Will now order Anti-Müllerian Hormone
Excellent update
The algorithm for the new guidelines is an excellent protocol
Treatment based on Sx and /or need to conceive makes a lot of sense
Very good review and update
Thank you for sharing this fantastic study.
I had not heard of AMH and will be ordering this lab to aid in diagnosis
The algorithm for treatment and diagnosis is well laid out and useful
I have had patients conceive after not being able to for years – with metformin alone.
Thanks for the update. Do you know if AMH testing is covered by specialists?
Will add in AMA
HI Shelin
Thanks for the question. No, AMH is not covered in BC. Everyone pays, regardless of patient age, diagnosis or who orders it.
I also really appreciate everyone else’s participation. Thank you.
thanks for a great update. Does the FSH and E2 need to be done at a certain time in the menstrual cycle or can the patient do whenever?
Hi Claire
Ideally do FSH & E2 on cycle day 2 – 4 (early follicular phase).
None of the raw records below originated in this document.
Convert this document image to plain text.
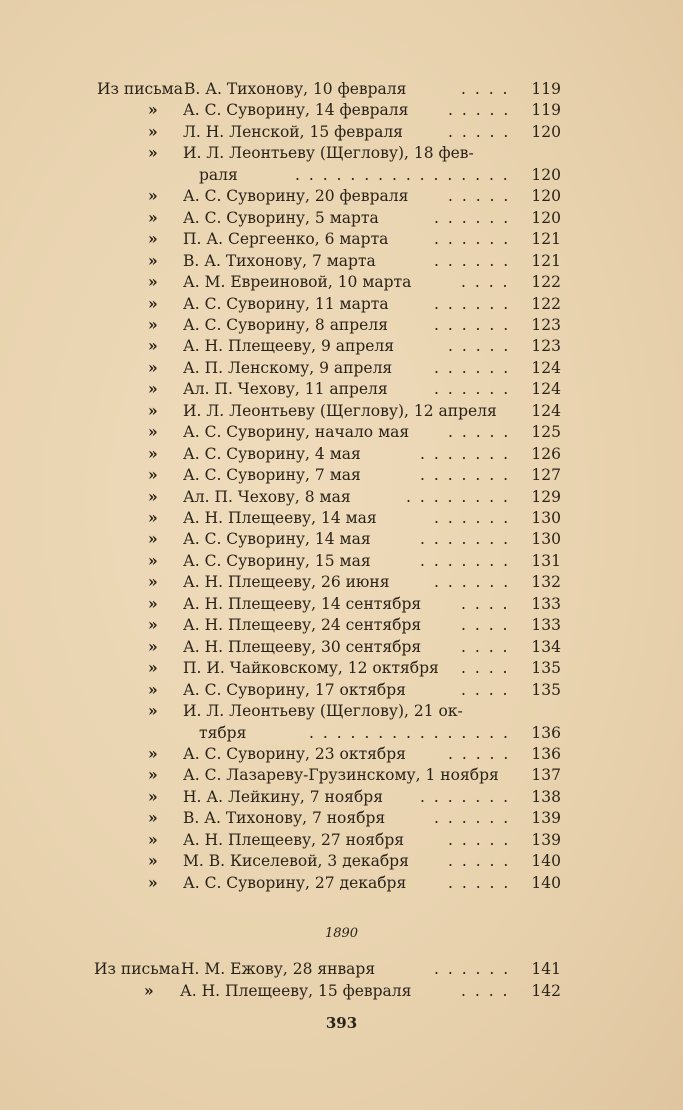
Из письма В. А. Тихонову, 10 февраля	. . . . 119
» А. С. Суворину, 14 февраля	. . . . . 119
» Л. Н. Ленской, 15 февраля	. . . . . 120
» И. Л. Леонтьеву (Щеглову), 18 фев-
раля	. . . . . . . . . . . . . . . . 120
» А. С. Суворину, 20 февраля	. . . . . 120
» А. С. Суворину, 5 марта	. . . . . . 120
» П. А. Сергеенко, 6 марта	. . . . . . 121
» В. А. Тихонову, 7 марта	. . . . . . 121
» А. М. Евреиновой, 10 марта	. . . . 122
» А. С. Суворину, 11 марта	. . . . . . 122
» А. С. Суворину, 8 апреля	. . . . . . 123
» А. Н. Плещееву, 9 апреля	. . . . . 123
» А. П. Ленскому, 9 апреля	. . . . . . 124
» Ал. П. Чехову, 11 апреля	. . . . . . 124
» И. Л. Леонтьеву (Щеглову), 12 апреля 124
» А. С. Суворину, начало мая	. . . . . 125
» А. С. Суворину, 4 мая	. . . . . . . 126
» А. С. Суворину, 7 мая	. . . . . . . 127
» Ал. П. Чехову, 8 мая	. . . . . . . . 129
» А. Н. Плещееву, 14 мая	. . . . . . 130
» А. С. Суворину, 14 мая	. . . . . . . 130
» А. С. Суворину, 15 мая	. . . . . . . 131
» А. Н. Плещееву, 26 июня	. . . . . . 132
» А. Н. Плещееву, 14 сентября	. . . . 133
» А. Н. Плещееву, 24 сентября	. . . . 133
» А. Н. Плещееву, 30 сентября	. . . . 134
» П. И. Чайковскому, 12 октября . . . . 135
» А. С. Суворину, 17 октября	. . . . 135
» И. Л. Леонтьеву (Щеглову), 21 ок-
тября	. . . . . . . . . . . . . . . 136
» А. С. Суворину, 23 октября	. . . . . 136
» А. С. Лазареву-Грузинскому, 1 ноября 137
» Н. А. Лейкину, 7 ноября . . . . . . . 138
» В. А. Тихонову, 7 ноября	. . . . . . 139
» А. Н. Плещееву, 27 ноября	. . . . . 139
» М. В. Киселевой, 3 декабря	. . . . . 140
» А. С. Суворину, 27 декабря	. . . . . 140
Из письма Н. М. Ежову, 28 января	. . . . . . 141
» А. Н. Плещееву, 15 февраля	. . . . 142
1890
393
You want to see the E2 low (<200pmol) to ensure it is not falsely suppressing the E2. However….for patients with oligomenorrhea, timing FSH and E2 can be difficult. They can just do a random one. This is another reason that AMH is really helpful, as it is valid anytime in the cycle.
1) Some patients are already on ocp when seeking diagnosis. How does this affect testing or is it non diagnostic while on ocp?
2) what follow up investigations are necessary if DHEAs levels elevated? Is there a cut off here can be monitored vs other investigation needed?
Hi Cindy
1. If the patient is on OCP it is difficult to make the initial diagnosis of PCOS. Menstrual bleeding will be regular (due to OCP) and serum levels of testosterone will be lower (due, in part, to higher sex hormone binding globulin production by the liver as a result of oral estrogen intake). If the patient wants to be tested for the serum androgens, it is valid when off of OCP for 3 months. But again, when keeping things patent-centric, making the diagnosis is less important than treating her symptoms (most of which are treated with OCP first-line).
2. DHEA-S can be elevated in about 20 – 40% of women with PCOS. Usually for mild elevations, no treatment or further intervention for the DHEA-S is necessary. Because DHEA-S is produced exclusively by the adrenal gland, you may need to rule out an adrenal tumor in situations were DHEA-S is very high, hirsutism is refractory to treatment or becomes virilization, or there are other concerning signs.
https://pubmed.ncbi.nlm.nih.gov/25008465/
Cindy, I should add that anti-Mullerian hormone (AMH) is valid while on OCP.
Great review and comments. A true refresher!